Dessas sequências de sonhos emergiram os trechos considerados ofensivos por autoridades islâmicas e que culminaram, em 1989, em uma fatwa lançada pelo então governante do Irã, o aiatolá Ruhollah Khomeini. Uma recompensa em dinheiro e um lugar no paraíso foram oferecidos a quem matasse o escritor culpado de desrespeitar uma religião que o condenava sem que muitos tivessem sequer lido o romance de mais de 500 páginas que provocara toda a controvérsia. Uma década escondido sob a vigilância de serviços de segurança, primeiro na Inglaterra e mais tarde nos Estados Unidos, foi o resultado, transformando Rushdie em um símbolo dos perigos do autoritarismo fundamentalista.
À medida que o tempo passou e Rushdie conseguiu permanecer vivo, o perigo da fatwa diminuiu, embora a condenação não tenha sido formalmente retirada e volta e meia seja brandida como uma ameaça. Apesar das mudanças de endereço e da incerteza quanto ao futuro, Rushdie continuou produzindo, e agregou cinco romances, dois livros infantis e uma coletânea de crônicas à sua bibliografia. No conjunto de sua obra, Rushdie se dedica a iluminar as marcas produzidas pelo contato entre o Oriente e o Ocidente e qual o amálgama resultante do entrechoque de suas respectivas culturais estéticas e religiosas.
O escritor usa, para isso, da forma literária europeia por excelência, o romance, equilibrada com elementos extraordinários que remetem à riqueza fabular da obra fundadora de uma certa visão do Oriente, As mil e uma noites. Cabem ainda nos caudalosos livros de Rushdie as tradições literárias hindus e muçulmanas, inspirações mitológicas, quadrinhos, cinema (tanto o da pragmática escola norte-americana quanto o da colorida Bollywood), história da arte, entre outras fontes.
Diferentemente de outros autores que só conseguem dar a liga a semelhante amálgama usando uma voz literária autoconsciente, em perene reflexão sobre o estatuto ficcional do romance e sobre os artifícios da própria literatura, Rushdie costura suas histórias, sempre copiosas e imaginativas, com uma habilidade rara, como quem alinha fio a fio em uma tapeçaria um desenho rebuscado e detalhista. Rushdie não é, definitivamente, um partidário do minimalismo. Seus romances são construídos da enumeração vigorosa de situações e episódios.
Mas além do casamento entre as tradições narrativas do Ocidente e do Oriente - praticamente um lugar-comum da crítica quando se trata de Salman Rushdie -, algo a ser apontado como uma grande realização do escritor é a maneira bem-sucedida como conseguiu incorporar em seus livros a voragem da cultura pop.
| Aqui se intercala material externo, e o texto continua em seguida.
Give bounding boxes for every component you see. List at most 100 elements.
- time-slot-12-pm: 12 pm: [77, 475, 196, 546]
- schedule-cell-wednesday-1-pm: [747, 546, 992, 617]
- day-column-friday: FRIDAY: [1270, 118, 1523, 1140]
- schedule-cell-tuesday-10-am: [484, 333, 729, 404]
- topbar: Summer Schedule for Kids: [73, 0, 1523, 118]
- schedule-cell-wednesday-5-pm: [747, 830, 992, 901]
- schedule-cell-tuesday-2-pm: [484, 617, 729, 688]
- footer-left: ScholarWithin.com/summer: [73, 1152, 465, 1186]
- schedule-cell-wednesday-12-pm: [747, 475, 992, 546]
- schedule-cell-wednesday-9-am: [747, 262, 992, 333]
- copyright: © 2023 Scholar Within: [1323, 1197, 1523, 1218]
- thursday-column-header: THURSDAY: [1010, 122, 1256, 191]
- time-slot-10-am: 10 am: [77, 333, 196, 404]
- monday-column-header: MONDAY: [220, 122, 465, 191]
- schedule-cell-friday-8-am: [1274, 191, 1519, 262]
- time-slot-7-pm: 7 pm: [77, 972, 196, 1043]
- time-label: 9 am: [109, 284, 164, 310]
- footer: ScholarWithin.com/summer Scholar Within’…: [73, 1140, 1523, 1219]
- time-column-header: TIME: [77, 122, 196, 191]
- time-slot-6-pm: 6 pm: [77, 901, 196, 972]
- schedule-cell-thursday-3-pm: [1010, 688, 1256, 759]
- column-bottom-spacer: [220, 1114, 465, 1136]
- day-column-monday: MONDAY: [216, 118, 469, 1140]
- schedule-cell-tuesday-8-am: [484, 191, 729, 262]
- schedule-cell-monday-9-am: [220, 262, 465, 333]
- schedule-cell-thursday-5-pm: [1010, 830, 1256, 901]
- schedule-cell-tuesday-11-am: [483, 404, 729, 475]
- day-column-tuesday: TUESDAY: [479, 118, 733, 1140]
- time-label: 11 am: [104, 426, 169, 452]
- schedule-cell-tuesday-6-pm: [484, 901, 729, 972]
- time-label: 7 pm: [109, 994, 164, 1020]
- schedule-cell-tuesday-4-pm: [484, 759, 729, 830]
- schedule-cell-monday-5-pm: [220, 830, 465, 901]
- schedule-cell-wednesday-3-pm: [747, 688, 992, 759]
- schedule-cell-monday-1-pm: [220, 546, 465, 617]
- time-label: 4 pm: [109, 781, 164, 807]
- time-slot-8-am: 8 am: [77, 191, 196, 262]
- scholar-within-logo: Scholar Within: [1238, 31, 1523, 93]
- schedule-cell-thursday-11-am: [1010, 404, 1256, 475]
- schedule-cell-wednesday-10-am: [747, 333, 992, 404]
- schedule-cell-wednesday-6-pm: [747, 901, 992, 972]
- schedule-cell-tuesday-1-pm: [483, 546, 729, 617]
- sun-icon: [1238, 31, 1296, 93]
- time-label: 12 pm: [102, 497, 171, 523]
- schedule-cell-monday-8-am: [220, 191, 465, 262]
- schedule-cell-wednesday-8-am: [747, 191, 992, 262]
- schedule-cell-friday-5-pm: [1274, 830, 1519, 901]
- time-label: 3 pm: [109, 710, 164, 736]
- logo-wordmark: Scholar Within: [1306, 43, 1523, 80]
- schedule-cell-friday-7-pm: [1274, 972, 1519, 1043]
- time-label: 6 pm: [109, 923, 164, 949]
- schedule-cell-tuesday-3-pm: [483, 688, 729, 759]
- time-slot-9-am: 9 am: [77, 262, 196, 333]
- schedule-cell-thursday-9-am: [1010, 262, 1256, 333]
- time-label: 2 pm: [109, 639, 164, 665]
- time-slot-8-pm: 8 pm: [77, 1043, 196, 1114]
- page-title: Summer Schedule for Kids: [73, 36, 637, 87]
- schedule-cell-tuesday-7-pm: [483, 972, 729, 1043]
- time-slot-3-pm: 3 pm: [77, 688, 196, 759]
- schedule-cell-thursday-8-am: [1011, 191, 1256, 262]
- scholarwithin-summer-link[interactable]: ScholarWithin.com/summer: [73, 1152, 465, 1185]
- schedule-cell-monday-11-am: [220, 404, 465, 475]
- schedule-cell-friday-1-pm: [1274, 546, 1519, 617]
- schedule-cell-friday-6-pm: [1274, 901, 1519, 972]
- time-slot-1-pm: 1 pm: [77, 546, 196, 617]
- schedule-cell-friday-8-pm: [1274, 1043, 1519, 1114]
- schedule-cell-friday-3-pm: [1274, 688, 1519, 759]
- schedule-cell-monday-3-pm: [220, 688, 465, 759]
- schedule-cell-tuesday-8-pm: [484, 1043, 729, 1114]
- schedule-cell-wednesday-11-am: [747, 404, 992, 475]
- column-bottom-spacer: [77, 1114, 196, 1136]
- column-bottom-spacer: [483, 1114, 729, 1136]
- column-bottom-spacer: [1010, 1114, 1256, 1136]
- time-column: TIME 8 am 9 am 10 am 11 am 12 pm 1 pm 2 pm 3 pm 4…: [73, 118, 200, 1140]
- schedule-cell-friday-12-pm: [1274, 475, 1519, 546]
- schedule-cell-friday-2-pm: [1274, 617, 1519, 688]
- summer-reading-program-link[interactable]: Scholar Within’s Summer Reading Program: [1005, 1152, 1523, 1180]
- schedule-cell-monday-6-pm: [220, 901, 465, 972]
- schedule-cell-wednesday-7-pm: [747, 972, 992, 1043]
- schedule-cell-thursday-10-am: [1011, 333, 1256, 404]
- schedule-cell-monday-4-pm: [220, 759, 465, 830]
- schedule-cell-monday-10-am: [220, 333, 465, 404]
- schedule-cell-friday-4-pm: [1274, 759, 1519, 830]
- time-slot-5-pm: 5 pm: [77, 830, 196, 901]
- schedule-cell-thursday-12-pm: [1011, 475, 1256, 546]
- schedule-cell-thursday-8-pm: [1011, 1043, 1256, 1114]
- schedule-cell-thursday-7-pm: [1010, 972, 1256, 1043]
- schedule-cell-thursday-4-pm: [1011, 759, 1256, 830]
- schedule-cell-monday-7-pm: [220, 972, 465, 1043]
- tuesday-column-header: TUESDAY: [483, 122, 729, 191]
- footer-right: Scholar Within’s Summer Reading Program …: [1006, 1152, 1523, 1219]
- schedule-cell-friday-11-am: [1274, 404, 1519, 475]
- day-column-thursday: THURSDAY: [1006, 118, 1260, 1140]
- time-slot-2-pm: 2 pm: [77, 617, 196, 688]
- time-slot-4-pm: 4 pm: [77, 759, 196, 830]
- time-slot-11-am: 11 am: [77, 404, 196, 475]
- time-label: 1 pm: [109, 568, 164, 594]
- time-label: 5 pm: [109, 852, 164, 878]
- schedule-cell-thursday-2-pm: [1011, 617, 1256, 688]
Rushdie não é o primeiro nem um dos poucos a abordar o pop em sua produção, mas tem entre seus méritos o fato de ser um dos autores que melhor trouxeram para suas páginas elementos que formam o panorama da cultura contemporânea. Rushdie não se furtou em falar apenas de música, mas do rock como tema de uma fábula agridoce em O chão que ela pisa. Ou trazer a dinâmica de morte/ressurreição típica das "vidas" dos videogames para o centro de uma história infantil inspirada nos contos das mil e uma noites, como Luka e o fogo da vida.
O que torna Rushdie peculiar, portanto, não é seu vigoroso furor pós-moderno. É o modo bem-sucedido como consegue, nos limites de uma forma que sempre almejou incorporar o máximo da realidade circundante, agregar até elementos que, nas mãos de outros autores, sempre pareceram indigestos.